Когда на ее глазах умер трагической смертью жених, за минуту до того смеявшийся и смешивший ее веселыми шутками, она этого сразу даже понять не могла от ужаса. Но когда поняла, что это – смерть, что ее жизнерадостный, милый Володя больше не существует, а кругом по-прежнему ходят люди, сияет солнце и равнодушно смотрит на землю голубое небо, она впала в безумное отчаяние. Полудетская привязанность ее к Володе, с которым они в детстве еще вместе играли, приняла теперь характер поклонения его памяти, тогда как всё и все остальные сделались для нее ужасны.
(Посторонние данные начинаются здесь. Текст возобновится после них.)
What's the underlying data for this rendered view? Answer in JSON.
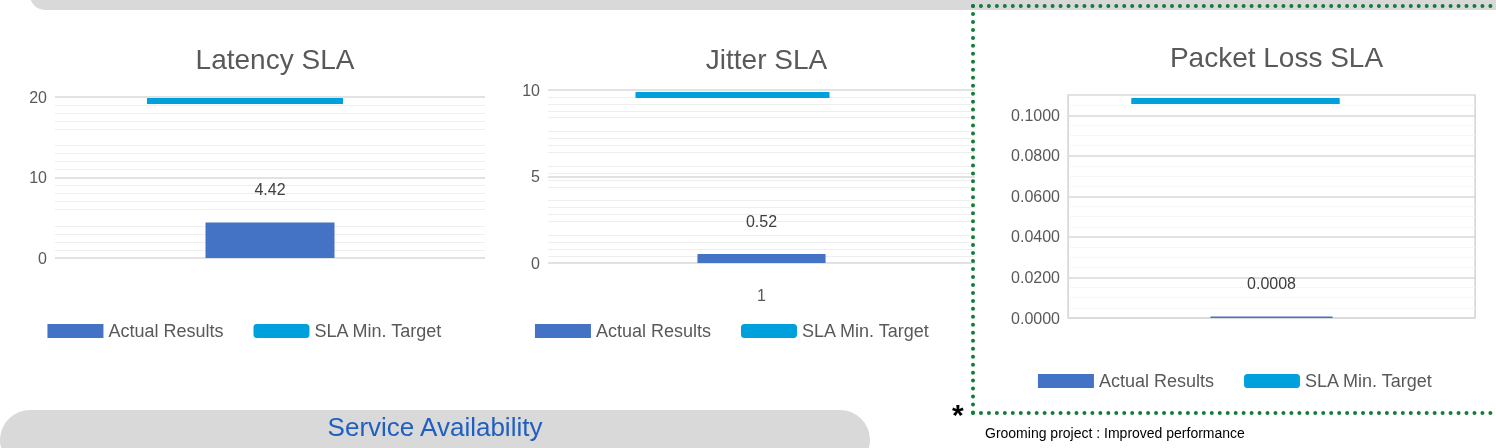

Будь в это время у нее мать или даже разумный, любящий друг, они бы, вероятно, сумели вывести ее из этого опасного состояния, пробудить в ней желание жить дальше если не для личного счастья, то хоть для других. Но кругом были невежественные, тупые женщины, умевшие только охать, причитать и заказывать панихиды по новопреставленном рабе Божьем Владимире.
Евлалия замкнулась в себе.
В безумии своего отчаяния она решила никогда больше никого не видеть и ни с кем не говорить. Сначала сестра и бабушка пробовали войти к ней и нарушить ее запрет, но она не впустила никого, кроме вынянчившей ее Антипьевны, и заявила, что больше никто ее не увидит.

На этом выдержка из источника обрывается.